Le monde d’Anastasia s’est effondré.
À 29 ans, elle avait l’argent, la stabilité, le prestige. Hier encore, elle exerçait de hautes fonctions dans une grande entreprise. Une conquérante, Anastasia. Toujours en avance sur le reste de son monde. Même pour son cancer du sein.
Pour la première fois de sa vie, la voilà limitée. Pourtant, la maladie n’est pas le sujet de son histoire. Plutôt un point de départ, un détonateur. Un accélérateur. Un catalyseur.
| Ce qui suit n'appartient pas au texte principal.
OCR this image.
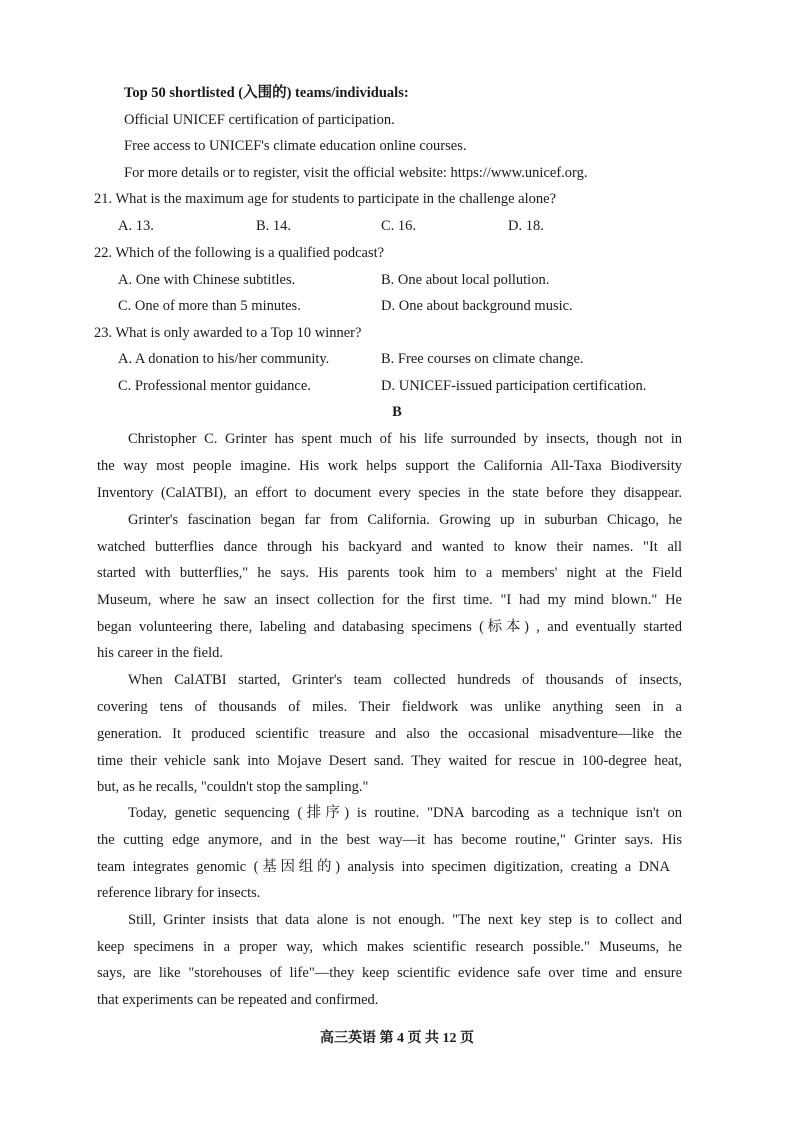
Top 50 shortlisted (入围的) teams/individuals:
Official UNICEF certification of participation.
Free access to UNICEF's climate education online courses.
For more details or to register, visit the official website: https://www.unicef.org.
21. What is the maximum age for students to participate in the challenge alone?
A. 13.	B. 14.	C. 16.	D. 18.
22. Which of the following is a qualified podcast?
A. One with Chinese subtitles.	B. One about local pollution.
C. One of more than 5 minutes.	D. One about background music.
23. What is only awarded to a Top 10 winner?
A. A donation to his/her community.	B. Free courses on climate change.
C. Professional mentor guidance.	D. UNICEF-issued participation certification.
B
Christopher C. Grinter has spent much of his life surrounded by insects, though not in
the way most people imagine. His work helps support the California All-Taxa Biodiversity
Inventory (CalATBI), an effort to document every species in the state before they disappear.
Grinter's fascination began far from California. Growing up in suburban Chicago, he
watched butterflies dance through his backyard and wanted to know their names. "It all
started with butterflies," he says. His parents took him to a members' night at the Field
Museum, where he saw an insect collection for the first time. "I had my mind blown." He
began volunteering there, labeling and databasing specimens (标本) , and eventually started
his career in the field.
When CalATBI started, Grinter's team collected hundreds of thousands of insects,
covering tens of thousands of miles. Their fieldwork was unlike anything seen in a
generation. It produced scientific treasure and also the occasional misadventure—like the
time their vehicle sank into Mojave Desert sand. They waited for rescue in 100-degree heat,
but, as he recalls, "couldn't stop the sampling."
Today, genetic sequencing (排序) is routine. "DNA barcoding as a technique isn't on
the cutting edge anymore, and in the best way—it has become routine," Grinter says. His
team integrates genomic (基因组的) analysis into specimen digitization, creating a DNA
reference library for insects.
Still, Grinter insists that data alone is not enough. "The next key step is to collect and
keep specimens in a proper way, which makes scientific research possible." Museums, he
says, are like "storehouses of life"—they keep scientific evidence safe over time and ensure
that experiments can be repeated and confirmed.
高三英语 第 4 页 共 12 页
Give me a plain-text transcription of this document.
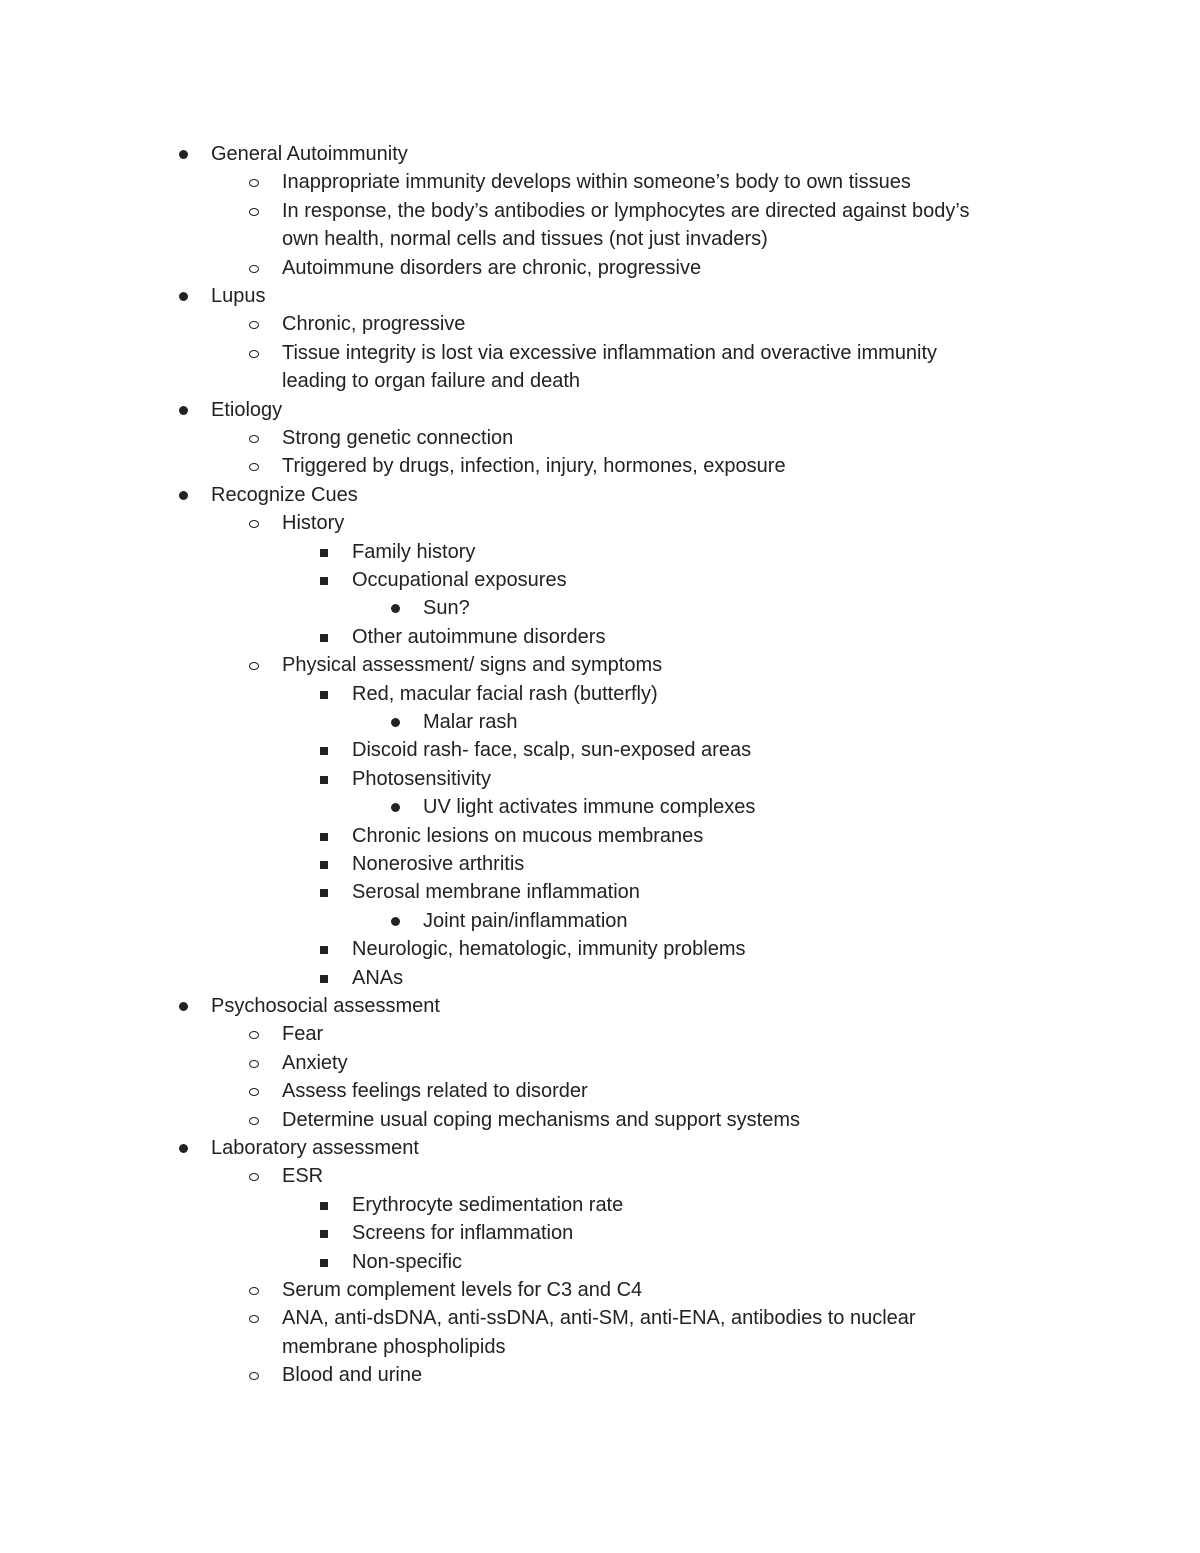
General Autoimmunity
Inappropriate immunity develops within someone’s body to own tissues
In response, the body’s antibodies or lymphocytes are directed against body’s
own health, normal cells and tissues (not just invaders)
Autoimmune disorders are chronic, progressive
Lupus
Chronic, progressive
Tissue integrity is lost via excessive inflammation and overactive immunity
leading to organ failure and death
Etiology
Strong genetic connection
Triggered by drugs, infection, injury, hormones, exposure
Recognize Cues
History
Family history
Occupational exposures
Sun?
Other autoimmune disorders
Physical assessment/ signs and symptoms
Red, macular facial rash (butterfly)
Malar rash
Discoid rash- face, scalp, sun-exposed areas
Photosensitivity
UV light activates immune complexes
Chronic lesions on mucous membranes
Nonerosive arthritis
Serosal membrane inflammation
Joint pain/inflammation
Neurologic, hematologic, immunity problems
ANAs
Psychosocial assessment
Fear
Anxiety
Assess feelings related to disorder
Determine usual coping mechanisms and support systems
Laboratory assessment
ESR
Erythrocyte sedimentation rate
Screens for inflammation
Non-specific
Serum complement levels for C3 and C4
ANA, anti-dsDNA, anti-ssDNA, anti-SM, anti-ENA, antibodies to nuclear
membrane phospholipids
Blood and urine
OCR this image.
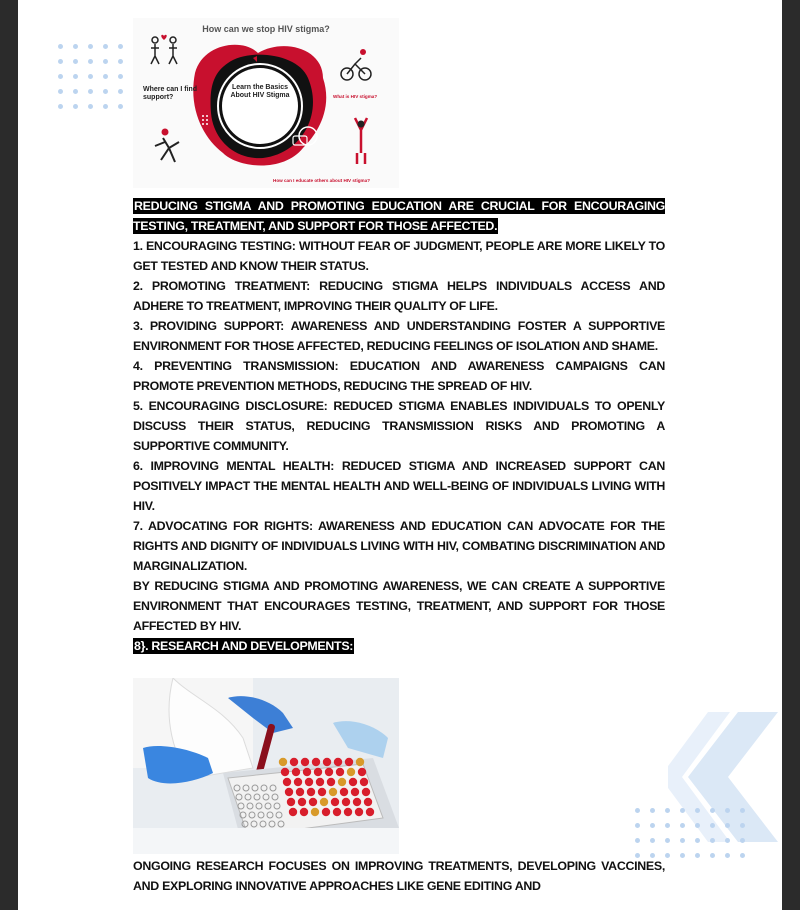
How can we stop HIV stigma?
Learn the Basics About HIV Stigma
Where can I find support?	What is HIV stigma?
How can I educate others about HIV stigma?

REDUCING STIGMA AND PROMOTING EDUCATION ARE CRUCIAL FOR ENCOURAGING TESTING, TREATMENT, AND SUPPORT FOR THOSE AFFECTED.

1. ENCOURAGING TESTING: WITHOUT FEAR OF JUDGMENT, PEOPLE ARE MORE LIKELY TO GET TESTED AND KNOW THEIR STATUS.

2. PROMOTING TREATMENT: REDUCING STIGMA HELPS INDIVIDUALS ACCESS AND ADHERE TO TREATMENT, IMPROVING THEIR QUALITY OF LIFE.

3. PROVIDING SUPPORT: AWARENESS AND UNDERSTANDING FOSTER A SUPPORTIVE ENVIRONMENT FOR THOSE AFFECTED, REDUCING FEELINGS OF ISOLATION AND SHAME.

4. PREVENTING TRANSMISSION: EDUCATION AND AWARENESS CAMPAIGNS CAN PROMOTE PREVENTION METHODS, REDUCING THE SPREAD OF HIV.

5. ENCOURAGING DISCLOSURE: REDUCED STIGMA ENABLES INDIVIDUALS TO OPENLY DISCUSS THEIR STATUS, REDUCING TRANSMISSION RISKS AND PROMOTING A SUPPORTIVE COMMUNITY.

6. IMPROVING MENTAL HEALTH: REDUCED STIGMA AND INCREASED SUPPORT CAN POSITIVELY IMPACT THE MENTAL HEALTH AND WELL-BEING OF INDIVIDUALS LIVING WITH HIV.

7. ADVOCATING FOR RIGHTS: AWARENESS AND EDUCATION CAN ADVOCATE FOR THE RIGHTS AND DIGNITY OF INDIVIDUALS LIVING WITH HIV, COMBATING DISCRIMINATION AND MARGINALIZATION.

BY REDUCING STIGMA AND PROMOTING AWARENESS, WE CAN CREATE A SUPPORTIVE ENVIRONMENT THAT ENCOURAGES TESTING, TREATMENT, AND SUPPORT FOR THOSE AFFECTED BY HIV.

8}. RESEARCH AND DEVELOPMENTS:

ONGOING RESEARCH FOCUSES ON IMPROVING TREATMENTS, DEVELOPING VACCINES, AND EXPLORING INNOVATIVE APPROACHES LIKE GENE EDITING AND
J’avais entendu dire beaucoup de bien de ce premier roman. Encore une fois, un sujet plutôt intime mais qui me semblait cette fois abordé sous un angle qui pouvait m’intéresser. L’autrice est très jeune et j’avais un peu peur d’une vision stéréotypée de la maladie. Je me suis malgré tout lancée, une fois de plus, la curiosité l’a emporté. Et ça commençait plutôt très bien ! L’écriture est pour le moins brillante ! Dans un premier temps, j’ai été séduite. D’autant plus que malgré un sujet délicat, la description de la maladie est souvent assez juste. Sur la fatigue, sur le fait de se replier sur soi, beaucoup de choses que les malades chroniques connaissent bien et qu’on retrouve ici.
Pourtant au fil de pages, j’ai décroché. L’aspect « pratique » de la maladie est totalement laissé de côté : les arrêts de travail qui n’auraient pas manqué d’inquiéter une fille aussi carriériste que le personnage, rien là-dessus, ou sur l’enfer administratif que représente la maladie. Ce n’est pas forcément nécessaire dans l’absolu, mais étant donné la psychologie du personnage, il semble difficile de passer à côté. D’autre part, certaines réactions m’ont parfois paru sorties de nulle part et peu crédibles. Beaucoup de détails du quotidien qui ne semblent pas spécialement importants sont négligés dans le récit, ce qui mit bout à bout finit par nuire à la crédibilité de l’histoire.
Et ce style si beau, étrangement, dessert aussi le roman par moments. C’est bien trop chiadé pour rendre la douleur, la colère et l’enfer d’un quotidien à peiner à atteindre ses toilettes pour aller y vomir. La fatigue est évoquée de manière quasi poétique. C’est trop esthétisant pour rendre compte de la maladie et de la violence des sentiments qui l’accompagnent. On sent pourtant que l’autrice touche du doigts ce que c’est que d’être malade, ce qui est déjà énorme en soi, ce n’est pas à côté de la plaque mais ça donne l’impression d’une leçon apprise par cœur dont on veut prouver qu’on la connaît.
C’est dommage parce qu’il y a un beau potentiel et j’ai l’impression qu’on a voulu trop bien faire. Ca manque des petits écarts qui donnent de la texture, de la profondeur. Ca éblouit par la forme mais le fond manque de tenue. Attention, c’est loin d’être mauvais, j’aurais peut-être adoré ce texte si je n’étais pas moi-même malade chronique. Si je suis dure avec celui-ci c’est parce que c’est d’assez près qu’il m’a semblé passer à côté de l’essentiel. Ca reste un premier roman ambitieux aux qualités stylistiques remarquables. Un texte splendide sur le plan esthétique mais qui n’est pas habité et à trop vouloir en faire, lasse sur la longueur.
Aujourd’hui, il ne reste plus rien, plus de force, plus de couleur, plus d’ouverture, plus de mécanisme à enclencher, plus de relief, plus de colère, plus de peur, seul le vide, le vide et la douleur.
Tu peux potentiellement tout perdre, mais la seule personne à qui tu devras rendre des comptes, la seule personne qui pourra te juger objectivement, la seule personne qui pourra légitimement te faire des reproches ou des félicitations, c’est toi-même.